As shown in FIG. 1, the general ion cyclotron resonance mass spectrometer includes a sample injection/ionization unit 1 configured to ionize an injected sample and discharge ionized samples, a first ion transmission unit 2 configured to transmit the ions discharged from the sample injection/ionization unit 1, an ion selection (separation) unit 3 configured to select or separate and discharge the ions transmitted through the first ion transmission unit 2 according to a specific purpose, an ion collision unit 4 configured to collide the ions selected or separated by the ion selection (separation) unit 3 with a collision gas to divide the ions into smaller sizes of ions and then discharge the ions, a second ion transmission unit 5 configured to transmit the ions divided by the ion collision unit 4, an ion trap 6 configured to collect the ions transmitted through the second ion transmission unit 5 into the ion trap and then detect an electrical signal representing the mass of the ions satisfying a specific purpose, an arbitrary waveform generating unit (AWG) 8 configured to generate an arbitrary waveform from the signal detected by the ion trap 6 using a control program of a computer 10, and a high frequency amplifier (RF Amp) 7 configured to amplify the generated arbitrary waveform, wherein the amplified waveform is applied to the ion trap 6 to excite the ions. The excited signal passes through a pre-amplifier (Pre Amp) 12 shown in FIG. 2 via another electrode to be amplified to a signal size appropriate for detection, and then, passes through a digitizer (A/D) 13 to become a digital signal, so that signal processing is performed in the computer.

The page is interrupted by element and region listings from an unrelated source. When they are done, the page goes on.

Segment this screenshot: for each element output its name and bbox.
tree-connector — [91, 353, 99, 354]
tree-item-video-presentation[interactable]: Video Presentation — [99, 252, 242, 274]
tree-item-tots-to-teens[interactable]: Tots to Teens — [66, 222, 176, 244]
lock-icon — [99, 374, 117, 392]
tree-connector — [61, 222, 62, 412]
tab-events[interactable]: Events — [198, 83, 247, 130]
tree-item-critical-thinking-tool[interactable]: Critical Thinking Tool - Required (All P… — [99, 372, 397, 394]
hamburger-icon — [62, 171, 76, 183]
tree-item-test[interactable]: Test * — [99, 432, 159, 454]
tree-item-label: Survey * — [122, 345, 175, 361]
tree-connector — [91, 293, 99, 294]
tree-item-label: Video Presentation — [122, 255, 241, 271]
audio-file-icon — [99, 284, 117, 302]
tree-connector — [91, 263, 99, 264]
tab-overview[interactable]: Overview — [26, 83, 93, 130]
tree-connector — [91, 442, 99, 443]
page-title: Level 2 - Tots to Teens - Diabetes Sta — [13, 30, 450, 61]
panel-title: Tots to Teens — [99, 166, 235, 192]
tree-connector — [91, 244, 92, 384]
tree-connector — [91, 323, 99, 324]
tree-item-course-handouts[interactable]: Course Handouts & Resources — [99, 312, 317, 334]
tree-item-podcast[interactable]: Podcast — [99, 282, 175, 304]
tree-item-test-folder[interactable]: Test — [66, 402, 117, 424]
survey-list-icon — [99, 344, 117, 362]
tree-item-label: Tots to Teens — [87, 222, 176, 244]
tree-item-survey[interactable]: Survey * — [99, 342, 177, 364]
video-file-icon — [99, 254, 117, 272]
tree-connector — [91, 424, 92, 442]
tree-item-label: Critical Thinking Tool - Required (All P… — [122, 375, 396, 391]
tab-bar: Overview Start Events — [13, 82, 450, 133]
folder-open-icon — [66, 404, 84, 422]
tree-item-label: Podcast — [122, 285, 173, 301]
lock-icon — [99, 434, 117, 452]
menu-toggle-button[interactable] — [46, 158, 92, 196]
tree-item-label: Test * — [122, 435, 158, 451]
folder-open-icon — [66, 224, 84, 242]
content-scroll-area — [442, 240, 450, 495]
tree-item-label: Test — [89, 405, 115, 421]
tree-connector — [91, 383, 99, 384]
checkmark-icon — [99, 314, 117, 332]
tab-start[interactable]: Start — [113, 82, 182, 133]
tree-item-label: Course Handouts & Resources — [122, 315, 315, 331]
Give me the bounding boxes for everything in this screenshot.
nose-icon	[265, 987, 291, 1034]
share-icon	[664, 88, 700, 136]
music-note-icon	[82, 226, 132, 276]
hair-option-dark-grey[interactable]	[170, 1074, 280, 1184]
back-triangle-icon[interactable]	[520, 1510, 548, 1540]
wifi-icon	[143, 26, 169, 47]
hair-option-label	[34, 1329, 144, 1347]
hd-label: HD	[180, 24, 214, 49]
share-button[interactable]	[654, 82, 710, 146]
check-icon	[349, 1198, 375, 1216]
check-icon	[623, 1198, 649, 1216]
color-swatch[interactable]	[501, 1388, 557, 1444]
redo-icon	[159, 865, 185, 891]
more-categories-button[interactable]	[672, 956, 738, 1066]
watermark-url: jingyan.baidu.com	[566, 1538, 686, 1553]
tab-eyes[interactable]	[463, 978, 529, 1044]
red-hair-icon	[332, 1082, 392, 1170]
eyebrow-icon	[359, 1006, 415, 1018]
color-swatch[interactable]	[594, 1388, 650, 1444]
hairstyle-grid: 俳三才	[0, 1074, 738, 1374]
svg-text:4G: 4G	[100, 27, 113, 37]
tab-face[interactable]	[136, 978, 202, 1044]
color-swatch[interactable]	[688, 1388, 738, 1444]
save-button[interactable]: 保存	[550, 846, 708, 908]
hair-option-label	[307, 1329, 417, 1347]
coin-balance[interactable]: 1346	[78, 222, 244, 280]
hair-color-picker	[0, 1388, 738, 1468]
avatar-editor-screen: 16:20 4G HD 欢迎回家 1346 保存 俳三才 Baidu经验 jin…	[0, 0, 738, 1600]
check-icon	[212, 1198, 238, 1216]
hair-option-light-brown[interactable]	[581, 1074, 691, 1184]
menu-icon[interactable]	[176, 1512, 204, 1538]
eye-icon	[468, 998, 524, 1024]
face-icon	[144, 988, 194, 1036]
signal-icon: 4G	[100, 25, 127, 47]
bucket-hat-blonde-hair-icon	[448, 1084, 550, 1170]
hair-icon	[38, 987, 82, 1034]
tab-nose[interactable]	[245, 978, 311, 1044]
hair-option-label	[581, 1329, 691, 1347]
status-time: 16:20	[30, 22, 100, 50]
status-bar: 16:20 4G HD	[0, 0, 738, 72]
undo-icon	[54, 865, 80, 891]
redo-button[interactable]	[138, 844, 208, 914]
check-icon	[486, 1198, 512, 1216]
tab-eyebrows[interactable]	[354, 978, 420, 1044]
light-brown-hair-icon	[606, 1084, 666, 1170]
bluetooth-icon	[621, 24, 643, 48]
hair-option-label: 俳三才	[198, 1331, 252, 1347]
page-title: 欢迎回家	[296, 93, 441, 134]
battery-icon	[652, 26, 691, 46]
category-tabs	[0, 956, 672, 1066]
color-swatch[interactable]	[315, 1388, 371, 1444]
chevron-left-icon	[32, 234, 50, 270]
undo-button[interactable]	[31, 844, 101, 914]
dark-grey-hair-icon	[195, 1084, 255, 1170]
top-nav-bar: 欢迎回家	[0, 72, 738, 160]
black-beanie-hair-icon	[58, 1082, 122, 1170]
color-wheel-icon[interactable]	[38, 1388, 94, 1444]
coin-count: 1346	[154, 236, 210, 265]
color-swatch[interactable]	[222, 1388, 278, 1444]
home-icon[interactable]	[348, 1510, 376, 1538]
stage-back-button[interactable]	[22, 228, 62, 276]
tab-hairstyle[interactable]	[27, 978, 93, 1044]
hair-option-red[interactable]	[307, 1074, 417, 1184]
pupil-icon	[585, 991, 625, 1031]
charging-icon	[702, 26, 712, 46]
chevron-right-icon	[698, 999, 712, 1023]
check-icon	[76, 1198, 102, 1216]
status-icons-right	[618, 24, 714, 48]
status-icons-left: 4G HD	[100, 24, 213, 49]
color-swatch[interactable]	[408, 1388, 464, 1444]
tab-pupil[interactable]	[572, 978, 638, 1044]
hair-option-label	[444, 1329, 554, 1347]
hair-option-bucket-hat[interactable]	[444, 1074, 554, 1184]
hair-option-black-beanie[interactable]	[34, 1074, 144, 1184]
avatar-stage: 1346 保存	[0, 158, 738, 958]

FIG. 3 shows a case in which hardware resources are sequentially used according to a time flow.
FIGS. 4a and 4b show a way to use the hardware resources through a pipeline control method according to a related art.

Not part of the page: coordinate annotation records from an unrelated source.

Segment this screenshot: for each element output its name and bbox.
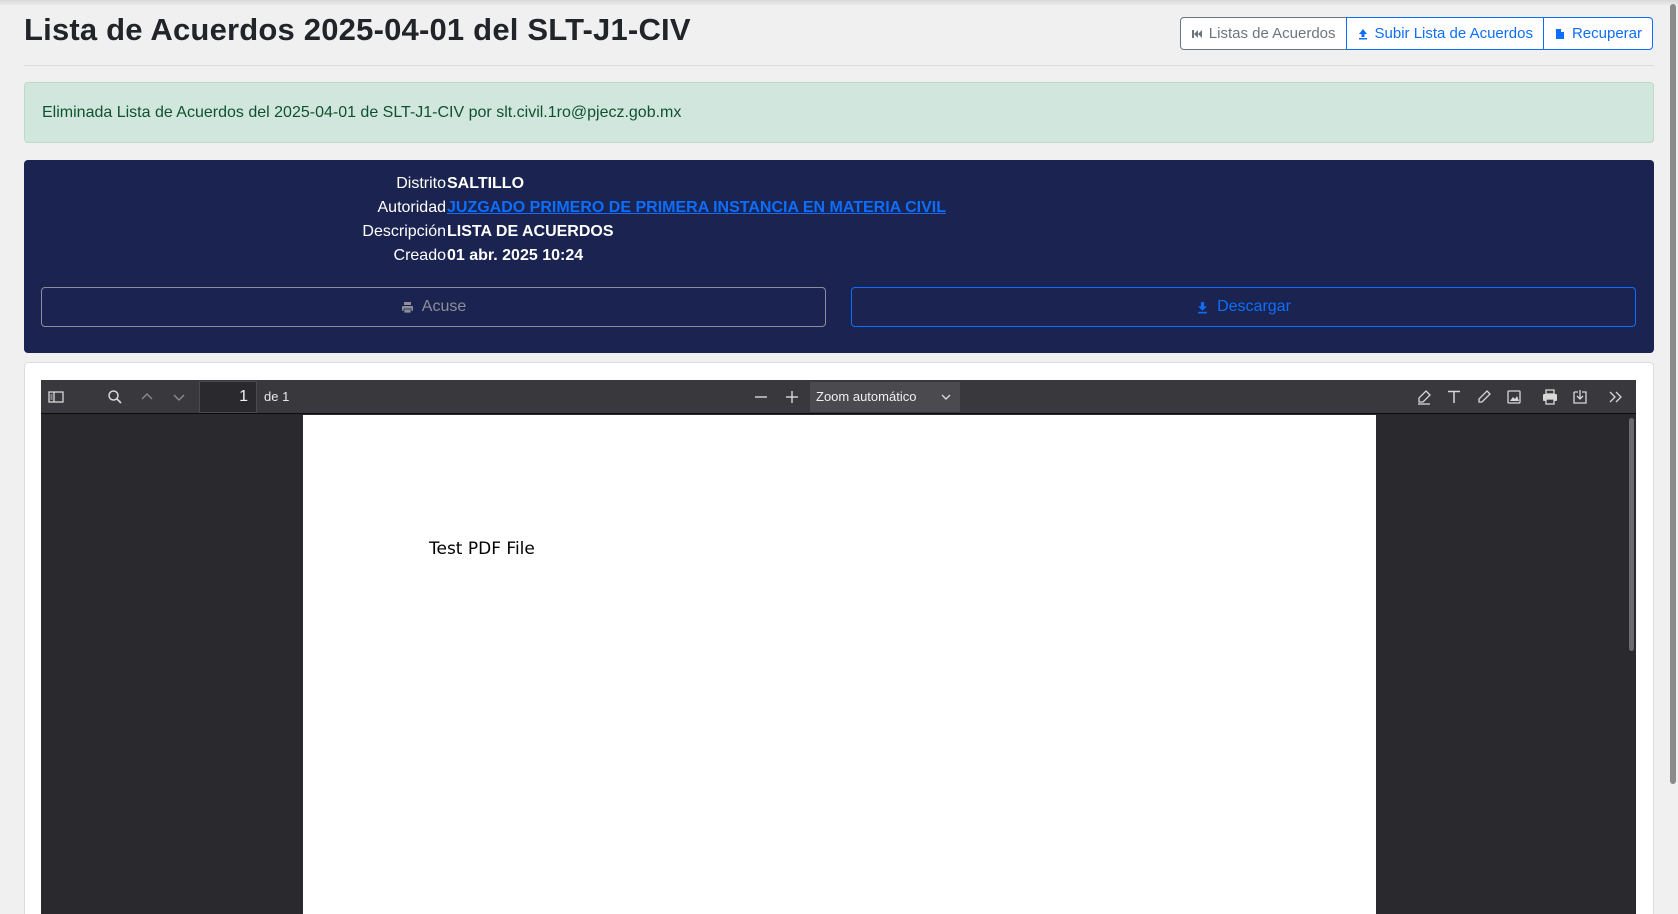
zoom-in-icon[interactable] <box>783 388 801 406</box>
alert-text: Eliminada Lista de Acuerdos del 2025-04-… <box>42 103 682 121</box>
zoom-select[interactable]: Zoom automático <box>810 382 960 412</box>
creado-value: 01 abr. 2025 10:24 <box>447 247 584 264</box>
printer-icon <box>401 301 413 313</box>
top-shadow <box>0 0 1678 6</box>
upload-icon <box>1358 28 1367 39</box>
success-alert: Eliminada Lista de Acuerdos del 2025-04-… <box>24 82 1654 143</box>
pdf-page-text: Test PDF File <box>429 539 535 559</box>
pdf-scrollbar[interactable] <box>1629 418 1634 651</box>
acuse-label: Acuse <box>421 298 467 315</box>
autoridad-label: Autoridad <box>377 199 447 216</box>
distrito-row: Distrito SALTILLO <box>24 175 1654 200</box>
autoridad-row: Autoridad JUZGADO PRIMERO DE PRIMERA INS… <box>24 199 1654 224</box>
page-number-input[interactable]: 1 <box>199 381 257 413</box>
save-icon[interactable] <box>1571 388 1589 406</box>
page-scrollbar[interactable] <box>1670 4 1676 784</box>
descripcion-value: LISTA DE ACUERDOS <box>447 223 614 240</box>
listas-de-acuerdos-label: Listas de Acuerdos <box>1208 25 1336 42</box>
distrito-value: SALTILLO <box>447 175 525 192</box>
page-title: Lista de Acuerdos 2025-04-01 del SLT-J1-… <box>24 12 691 47</box>
pdf-page: Test PDF File <box>303 415 1376 914</box>
creado-label: Creado <box>393 247 446 264</box>
title-divider <box>24 65 1654 66</box>
zoom-out-icon[interactable] <box>752 388 770 406</box>
recuperar-button[interactable]: Recuperar <box>1542 17 1653 50</box>
descargar-button[interactable]: Descargar <box>851 287 1636 327</box>
descargar-label: Descargar <box>1217 298 1291 315</box>
draw-icon[interactable] <box>1475 388 1493 406</box>
skip-back-icon <box>1191 29 1202 38</box>
image-icon[interactable] <box>1505 388 1523 406</box>
download-icon <box>1198 301 1207 313</box>
descripcion-row: Descripción LISTA DE ACUERDOS <box>24 223 1654 248</box>
print-icon[interactable] <box>1541 388 1559 406</box>
autoridad-link[interactable]: JUZGADO PRIMERO DE PRIMERA INSTANCIA EN … <box>447 199 946 217</box>
page-count: de 1 <box>264 389 290 404</box>
subir-lista-label: Subir Lista de Acuerdos <box>1374 25 1533 42</box>
search-icon[interactable] <box>106 388 124 406</box>
distrito-label: Distrito <box>396 175 446 192</box>
sidebar-toggle-icon[interactable] <box>47 388 65 406</box>
pdf-toolbar: 1 de 1 Zoom automático <box>41 380 1636 414</box>
recuperar-label: Recuperar <box>1571 25 1642 42</box>
descripcion-label: Descripción <box>362 223 446 240</box>
file-restore-icon <box>1555 28 1564 39</box>
more-tools-icon[interactable] <box>1607 388 1625 406</box>
zoom-value: Zoom automático <box>816 389 917 404</box>
text-icon[interactable] <box>1445 388 1463 406</box>
acuse-button[interactable]: Acuse <box>41 287 826 327</box>
header-button-group: Listas de Acuerdos Subir Lista de Acuerd… <box>1179 17 1653 50</box>
detail-card: Distrito SALTILLO Autoridad JUZGADO PRIM… <box>24 160 1654 353</box>
listas-de-acuerdos-button[interactable]: Listas de Acuerdos <box>1179 17 1347 50</box>
highlight-icon[interactable] <box>1415 388 1433 406</box>
next-page-icon[interactable] <box>170 388 188 406</box>
creado-row: Creado 01 abr. 2025 10:24 <box>24 247 1654 272</box>
subir-lista-button[interactable]: Subir Lista de Acuerdos <box>1345 17 1544 50</box>
pdf-viewer: 1 de 1 Zoom automático Test PDF File <box>41 380 1636 914</box>
previous-page-icon[interactable] <box>138 388 156 406</box>
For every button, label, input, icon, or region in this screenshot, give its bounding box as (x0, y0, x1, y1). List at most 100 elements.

While pipeline-type parallel control procedures may be configured as shown in FIG. 4A, when various procedures overlap in the same time band in an actual time region as shown in FIG. 4B, the procedure having the longest control time causes a time delay of the other control procedures. The time delay occurred when the control procedures overlap, causes loss of control time and sample processing, reducing precision and efficiency of experiments.